Found a book

On the way in to work this morning I found an abandoned paperback book on a bench. Turns out, it’s part of the BookCrossing project where various books are released into the wild and tracked as they work their way across the country and around the world. This particular action-adventure spy novel wandered over from a little town near Toronto. I had an hour or two free this afternoon, so I cracked it open and gave it a read.

The book is a Nick Carter adventure, “The Aztec Avenger.” For those of you not familiar with Nick Carter, think of a US version of James Bond but with more angst over his burgeoning sociopathy.

The pacing of the book is pretty quick – I finished it in under two hours, but your mileage may vary – and it had plenty of the prerequisite spy-story sex & violence, but the central mystery of the book involved a head-smackingly bad plot hole.

The problem starts as a side-complication to the central mission: someone is framing drug bosses, making sure they get caught with massive quantities of Heroin. It’s obviously a frame up – these guys didn’t get to be bosses by being stupid – but the street value of the frame is outrageous. Behind the frame? A research chemist has discovered how to make synthetic Heroin and is planting it on these guys to get revenge for his elder daughter (who OD’d on the real stuff).
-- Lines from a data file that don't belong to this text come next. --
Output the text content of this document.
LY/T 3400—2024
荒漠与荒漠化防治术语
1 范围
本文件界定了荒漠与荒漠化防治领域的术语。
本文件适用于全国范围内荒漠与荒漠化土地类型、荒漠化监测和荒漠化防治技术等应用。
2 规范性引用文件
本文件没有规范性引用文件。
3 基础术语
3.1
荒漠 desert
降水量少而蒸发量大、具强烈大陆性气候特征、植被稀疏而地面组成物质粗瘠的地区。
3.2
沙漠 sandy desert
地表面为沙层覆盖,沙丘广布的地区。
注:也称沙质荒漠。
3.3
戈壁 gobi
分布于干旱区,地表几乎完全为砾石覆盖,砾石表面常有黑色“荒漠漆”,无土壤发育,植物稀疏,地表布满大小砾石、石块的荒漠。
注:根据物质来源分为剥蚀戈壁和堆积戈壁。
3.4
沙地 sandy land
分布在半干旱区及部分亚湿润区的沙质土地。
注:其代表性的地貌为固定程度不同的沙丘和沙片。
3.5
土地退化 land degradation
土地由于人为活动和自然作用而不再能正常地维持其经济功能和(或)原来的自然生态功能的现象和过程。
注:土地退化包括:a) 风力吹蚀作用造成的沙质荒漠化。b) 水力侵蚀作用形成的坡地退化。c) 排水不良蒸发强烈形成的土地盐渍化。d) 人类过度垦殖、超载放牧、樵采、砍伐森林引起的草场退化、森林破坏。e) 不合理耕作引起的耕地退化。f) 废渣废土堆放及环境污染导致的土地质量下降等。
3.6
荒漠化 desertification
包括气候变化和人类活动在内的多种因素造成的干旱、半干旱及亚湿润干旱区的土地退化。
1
And that’s where the mystery tries to be too clever and breaks itself. Everyone is assuming that the heroin is coming from someone inside the drug trade – whoever is planting it knows every key figure in the operation. So somehow this scientist is simultaneously knowledgeable enough to track down everyone of importance in the international drug trade and ignorant enough that he uses bricks of heroin to frame them when a few vials would do the job. He’s also so naive that he brings both his beautiful younger daughter and his synthetic drug concentrate along to a drug lord’s hotel so that he can reconstitute it on-site – oblivious to the notion that his formula is something that any of these guys would gladly commit dozens of murders to get hold of. Also, who takes their daughter along on a revenge trip? This isn’t exactly vacation fun time.

In the end, Nick Carter winds up killing the scientist to keep the drug lords from getting the secret formula. Of course, he does this after sleeping with the beautiful daughter and promising her that he’ll help rescue her dad.

I did mention that he’s a bit of an angsty sociopath? Right.

Anyway, that’s 204 pages, an unsatisfying mystery and an annoying anti-hero. Hopefully the next person who stumbles across this book will like it better.